Despite what sometimes seems like random placement of objects in the Storehouse (and some of the placement is size-dependent), there’s an active coding and inventory system that tracks where everything is when it is needed.



The codes and inventory also back up the V&A’s ‘Order an Object’ program, which allows the public—not just scholars or students—to request up-close time with thousands of objects in the collection. Requests have to be placed in advance, the object evaluated for its safety, and then, by appointment, the visitor, a museum staffer and the object have close-up time.



It’s easy to spend hours at the Storehouse, tumbling down endless rabbit holes of “Oh, I remember that!” or “Can you imagine?” and more, what can really absorb time (it did for us!) is watching the curators and restorers at work in the conservation spaces that are visible through glass-enclosed walkways.


The staff in the picture above spent more than half an hour while we watched unpacking, unfolding, refolding, packing, making notes, mixing, matching and more.
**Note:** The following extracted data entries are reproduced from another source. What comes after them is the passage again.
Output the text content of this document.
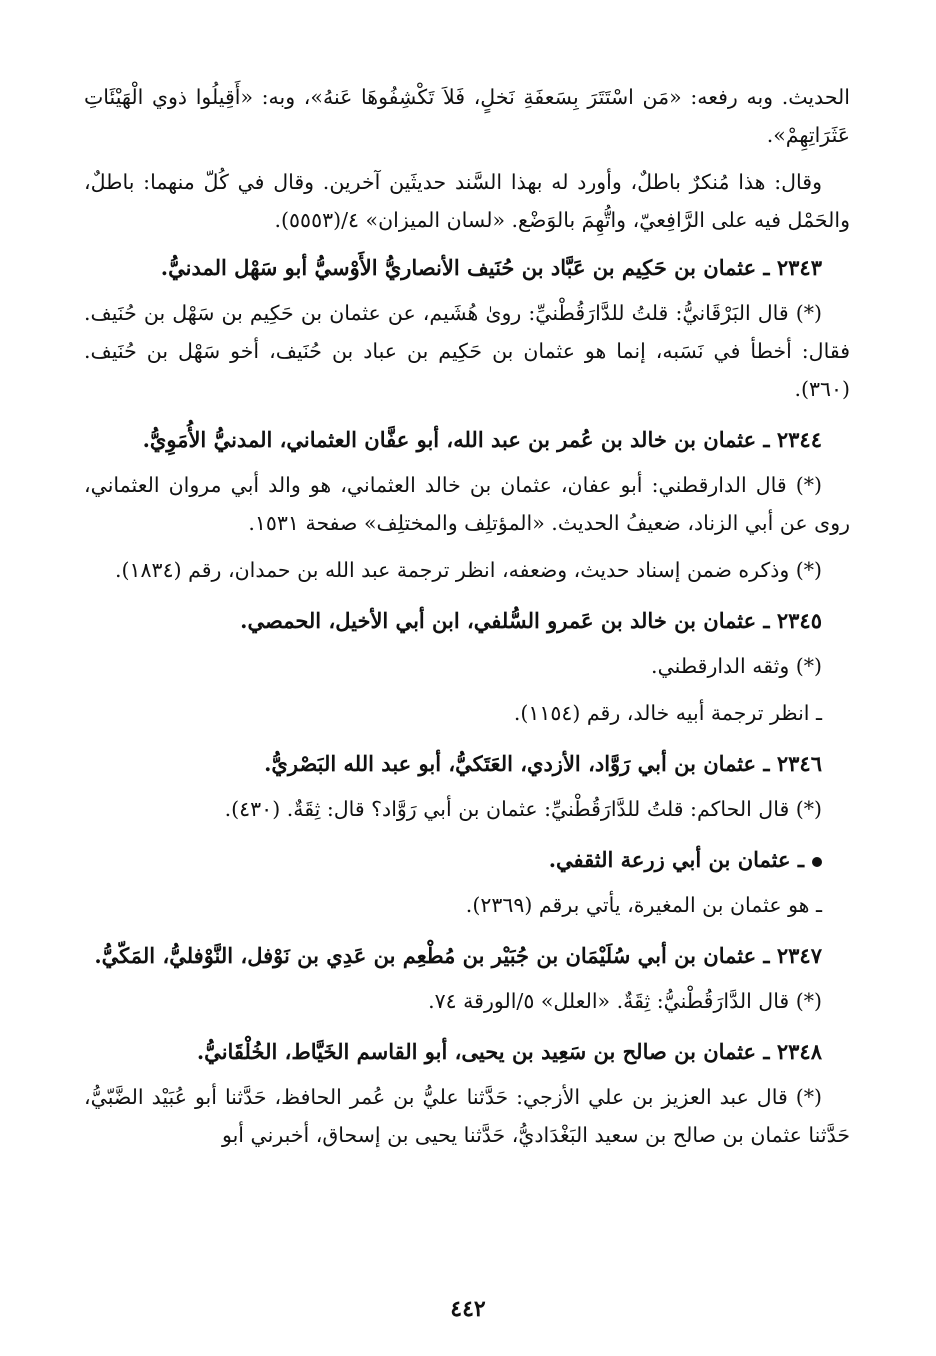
الحديث. وبه رفعه: «مَن اسْتَتَرَ بِسَعفَةِ نَخلٍ، فَلاَ تَكْشِفُوهَا عَنهُ»، وبه: «أَقِيلُوا ذوي الْهَيْئَاتِ عَثَرَاتِهِمْ».

وقال: هذا مُنكرٌ باطلٌ، وأورد له بهذا السَّند حديثَين آخرين. وقال في كُلّ منهما: باطلٌ، والحَمْل فيه على الرَّافِعيّ، واتُّهِمَ بالوَضْع. «لسان الميزان» ٤/(٥٥٥٣).

٢٣٤٣ ـ عثمان بن حَكِيم بن عَبَّاد بن حُنَيف الأنصاريُّ الأَوْسيُّ أبو سَهْل المدنيُّ.

(*) قال البَرْقَانيُّ: قلتُ للدَّارَقُطْنيِّ: روىٰ هُشَيم، عن عثمان بن حَكِيم بن سَهْل بن حُنَيف. فقال: أخطأ في نَسَبه، إنما هو عثمان بن حَكِيم بن عباد بن حُنَيف، أخو سَهْل بن حُنَيف. (٣٦٠).

٢٣٤٤ ـ عثمان بن خالد بن عُمر بن عبد الله، أبو عفَّان العثماني، المدنيُّ الأُمَوِيُّ.

(*) قال الدارقطني: أبو عفان، عثمان بن خالد العثماني، هو والد أبي مروان العثماني، روى عن أبي الزناد، ضعيفُ الحديث. «المؤتلِف والمختلِف» صفحة ١٥٣١.

(*) وذكره ضمن إسناد حديث، وضعفه، انظر ترجمة عبد الله بن حمدان، رقم (١٨٣٤).

٢٣٤٥ ـ عثمان بن خالد بن عَمرو السُّلفي، ابن أبي الأخيل، الحمصي.

(*) وثقه الدارقطني.

ـ انظر ترجمة أبيه خالد، رقم (١١٥٤).

٢٣٤٦ ـ عثمان بن أبي رَوَّاد، الأزدي، العَتَكيُّ، أبو عبد الله البَصْريُّ.

(*) قال الحاكم: قلتُ للدَّارَقُطْنيِّ: عثمان بن أبي رَوَّاد؟ قال: ثِقَةٌ. (٤٣٠).

ـ عثمان بن أبي زرعة الثقفي.

ـ هو عثمان بن المغيرة، يأتي برقم (٢٣٦٩).

٢٣٤٧ ـ عثمان بن أبي سُلَيْمَان بن جُبَيْر بن مُطْعِم بن عَدِي بن نَوْفل، النَّوْفليُّ، المَكّيُّ.

(*) قال الدَّارَقُطْنيُّ: ثِقَةٌ. «العلل» ٥/الورقة ٧٤.

٢٣٤٨ ـ عثمان بن صالح بن سَعِيد بن يحيى، أبو القاسم الخَيَّاط، الخُلْقَانيُّ.

(*) قال عبد العزيز بن علي الأزجي: حَدَّثنا عليُّ بن عُمر الحافظ، حَدَّثنا أبو عُبَيْد الضَّبّيُّ، حَدَّثنا عثمان بن صالح بن سعيد البَغْدَاديُّ، حَدَّثنا يحيى بن إسحاق، أخبرني أبو

٤٤٢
I’ve no idea what, specifically, they were working on but it was fascinating to watch.



There are rules—no coats or bags, no wet umbrellas and more—but you don’t have to worry about that security guard; he’s actually a costume display mannequin.




Historic houses, got them. Outsized instruments, got them. Colonnade from ancient India? It’s here. Even a flashy scooter…

Off and on over the past thirty years, I’ve meant to get to the V&A—the original—but now I’m not sure it could live up to this!